18 août 2024

Incivilités entre politiques : les petites phrases compliquent l’analyse

Les incivilités entre politiques nuisent-elles à la vie politique, démocratique et sociale ? Deux universitaires danois, Troels Bøggild et Carsten Jensen (Aarhus Universitet), ont voulu éclairer cette question en s’appuyant sur une importante enquête en plusieurs vagues réalisée auprès de plus de huit mille de leurs concitoyens. Ils viennent de publier leurs résultats, en open access, dans l’American Journal of Political Science[i].

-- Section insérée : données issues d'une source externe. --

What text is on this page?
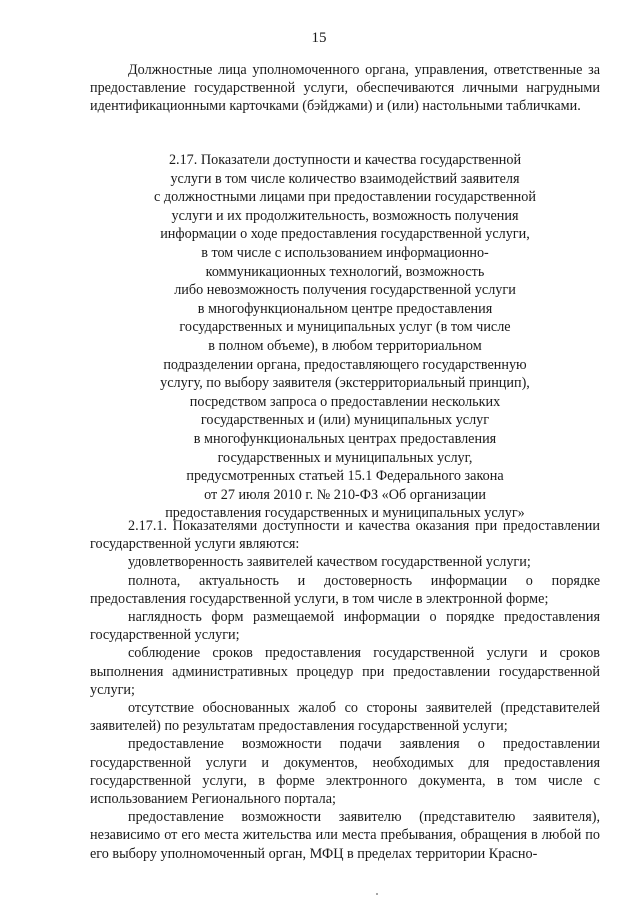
15

Должностные лица уполномоченного органа, управления, ответственные за предоставление государственной услуги, обеспечиваются личными нагрудными идентификационными карточками (бэйджами) и (или) настольными табличками.

2.17. Показатели доступности и качества государственной
услуги в том числе количество взаимодействий заявителя
с должностными лицами при предоставлении государственной
услуги и их продолжительность, возможность получения
информации о ходе предоставления государственной услуги,
в том числе с использованием информационно-
коммуникационных технологий, возможность
либо невозможность получения государственной услуги
в многофункциональном центре предоставления
государственных и муниципальных услуг (в том числе
в полном объеме), в любом территориальном
подразделении органа, предоставляющего государственную
услугу, по выбору заявителя (экстерриториальный принцип),
посредством запроса о предоставлении нескольких
государственных и (или) муниципальных услуг
в многофункциональных центрах предоставления
государственных и муниципальных услуг,
предусмотренных статьей 15.1 Федерального закона
от 27 июля 2010 г. № 210-ФЗ «Об организации
предоставления государственных и муниципальных услуг»

2.17.1. Показателями доступности и качества оказания при предоставлении государственной услуги являются:

удовлетворенность заявителей качеством государственной услуги;

полнота, актуальность и достоверность информации о порядке предоставления государственной услуги, в том числе в электронной форме;

наглядность форм размещаемой информации о порядке предоставления государственной услуги;

соблюдение сроков предоставления государственной услуги и сроков выполнения административных процедур при предоставлении государственной услуги;

отсутствие обоснованных жалоб со стороны заявителей (представителей заявителей) по результатам предоставления государственной услуги;

предоставление возможности подачи заявления о предоставлении государственной услуги и документов, необходимых для предоставления государственной услуги, в форме электронного документа, в том числе с использованием Регионального портала;

предоставление возможности заявителю (представителю заявителя), независимо от его места жительства или места пребывания, обращения в любой по его выбору уполномоченный орган, МФЦ в пределах территории Красно-
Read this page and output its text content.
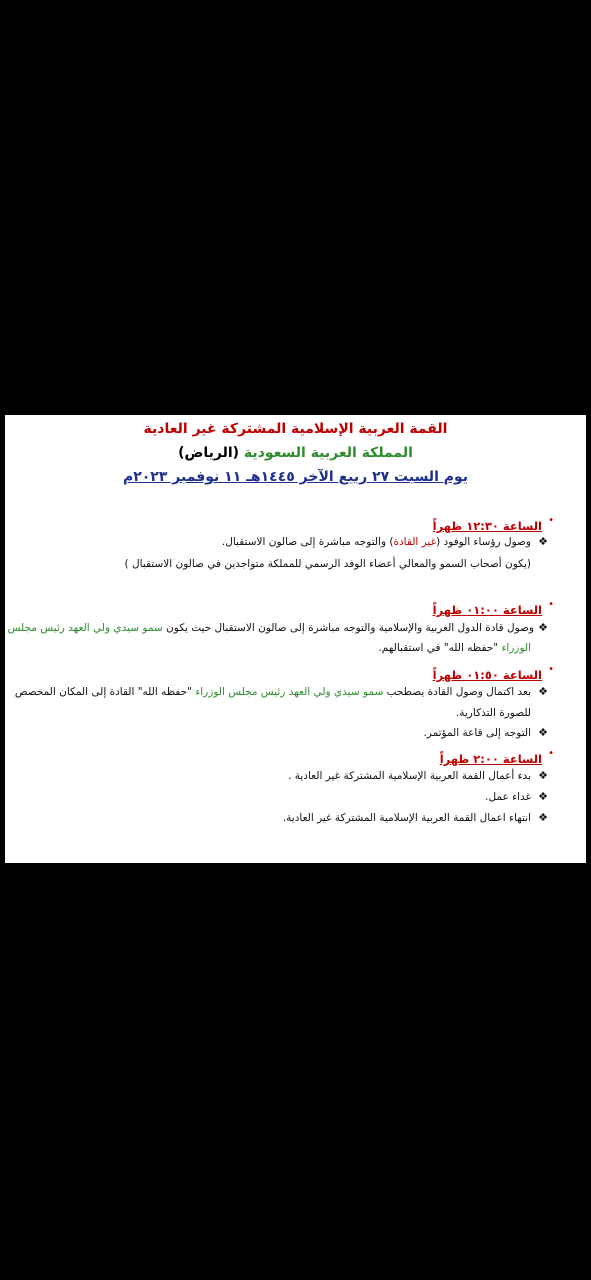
القمة العربية الإسلامية المشتركة غير العادية
المملكة العربية السعودية (الرياض)
يوم السبت ٢٧ ربيع الآخر ١٤٤٥هـ ١١ نوفمبر ٢٠٢٣م
•
الساعة ١٢:٣٠ ظهراً
❖
وصول رؤساء الوفود (غير القادة) والتوجه مباشرة إلى صالون الاستقبال.
(يكون أصحاب السمو والمعالي أعضاء الوفد الرسمي للمملكة متواجدين في صالون الاستقبال )
•
الساعة ٠١:٠٠ ظهراً
❖
وصول قادة الدول العربية والإسلامية والتوجه مباشرة إلى صالون الاستقبال حيث يكون سمو سيدي ولي العهد رئيس مجلس
الوزراء "حفظه الله" في استقبالهم.
•
الساعة ٠١:٥٠ ظهراً
❖
بعد اكتمال وصول القادة يصطحب سمو سيدي ولي العهد رئيس مجلس الوزراء "حفظه الله" القادة إلى المكان المخصص
للصورة التذكارية.
❖
التوجه إلى قاعة المؤتمر.
•
الساعة ٢:٠٠ ظهراً
❖
بدء أعمال القمة العربية الإسلامية المشتركة غير العادية .
❖
غداء عمل.
❖
انتهاء اعمال القمة العربية الإسلامية المشتركة غير العادية.
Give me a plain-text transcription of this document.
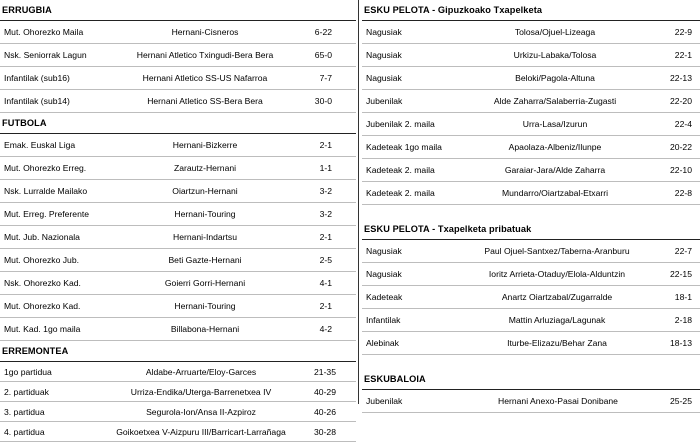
ERRUGBIA
Mut. Ohorezko Maila	Hernani-Cisneros	6-22
Nsk. Seniorrak Lagun	Hernani Atletico Txingudi-Bera Bera	65-0
Infantilak (sub16)	Hernani Atletico SS-US Nafarroa	7-7
Infantilak (sub14)	Hernani Atletico SS-Bera Bera	30-0
FUTBOLA
Emak. Euskal Liga	Hernani-Bizkerre	2-1
Mut. Ohorezko Erreg.	Zarautz-Hernani	1-1
Nsk. Lurralde Mailako	Oiartzun-Hernani	3-2
Mut. Erreg. Preferente	Hernani-Touring	3-2
Mut. Jub. Nazionala	Hernani-Indartsu	2-1
Mut. Ohorezko Jub.	Beti Gazte-Hernani	2-5
Nsk. Ohorezko Kad.	Goierri Gorri-Hernani	4-1
Mut. Ohorezko Kad.	Hernani-Touring	2-1
Mut. Kad. 1go maila	Billabona-Hernani	4-2
ERREMONTEA
1go partidua	Aldabe-Arruarte/Eloy-Garces	21-35
2. partiduak	Urriza-Endika/Uterga-Barrenetxea IV	40-29
3. partidua	Segurola-Ion/Ansa II-Azpiroz	40-26
4. partidua	Goikoetxea V-Aizpuru III/Barricart-Larrañaga	30-28
ESKU PELOTA - Gipuzkoako Txapelketa
Nagusiak	Tolosa/Ojuel-Lizeaga	22-9
Nagusiak	Urkizu-Labaka/Tolosa	22-1
Nagusiak	Beloki/Pagola-Altuna	22-13
Jubenilak	Alde Zaharra/Salaberria-Zugasti	22-20
Jubenilak 2. maila	Urra-Lasa/Izurun	22-4
Kadeteak 1go maila	Apaolaza-Albeniz/Ilunpe	20-22
Kadeteak 2. maila	Garaiar-Jara/Alde Zaharra	22-10
Kadeteak 2. maila	Mundarro/Oiartzabal-Etxarri	22-8
ESKU PELOTA - Txapelketa pribatuak
Nagusiak	Paul Ojuel-Santxez/Taberna-Aranburu	22-7
Nagusiak	Ioritz Arrieta-Otaduy/Elola-Alduntzin	22-15
Kadeteak	Anartz Oiartzabal/Zugarralde	18-1
Infantilak	Mattin Arluziaga/Lagunak	2-18
Alebinak	Iturbe-Elizazu/Behar Zana	18-13
ESKUBALOIA
Jubenilak	Hernani Anexo-Pasai Donibane	25-25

Il n’existe pas de définition communément admise d’une « incivilité », même si d’une manière générale on évoque l’impolitesse et le manque de respect dans les relations interpersonnelles – ici entre acteurs de la vie politique. Autrement dit, il ne s’agit pas d’un désaccord sur le fond, sur les idées et propositions politiques, mais d’un comportement ne respectant pas les normes de la vie sociale. Quant aux effets sur les citoyens, la science politique s’est surtout intéressée à leur confiance envers le personnel politique et à leur comportement électoral. Avec des conclusions contradictoires. Selon certaines études, même, les incivilités auraient un effet positif sur la participation électorale.


Pour les besoins de leur étude, Bøggild et Jensen ont établi un indice de l’incivilité politique reposant sur cinq items :
- les politiciens crient et se querellent au lieu de débattre entre eux,
- les politiciens se respectent assez pour ne pas s’interrompre mutuellement,
- les politiciens affichent un mépris mutuel, même quand ils ne parlent pas,
- les politiciens écoutent les questions posées par leurs adversaires et y répondent,
- les politiciens parlent avec condescendance des traits personnels de leurs adversaires comme l’intelligence, le caractère moral ou l’apparence.

D’après cette étude, qui révèle un « niveau modéré d'incivilité politique » aux yeux des citoyens danois, « l’incivilité entre les politiciens a des effets en aval importants sur les attitudes politiques et systémiques des citoyens ». Elle « réduit […] le soutien spécifique au système politique (ici, la confiance dans les politiciens en place), diminue le soutien plus général ou diffus au régime du système (ici, la satisfaction à l’égard de la démocratie) et met en danger sa capacité à résoudre les problèmes (ici, le respect volontaire des politiques). »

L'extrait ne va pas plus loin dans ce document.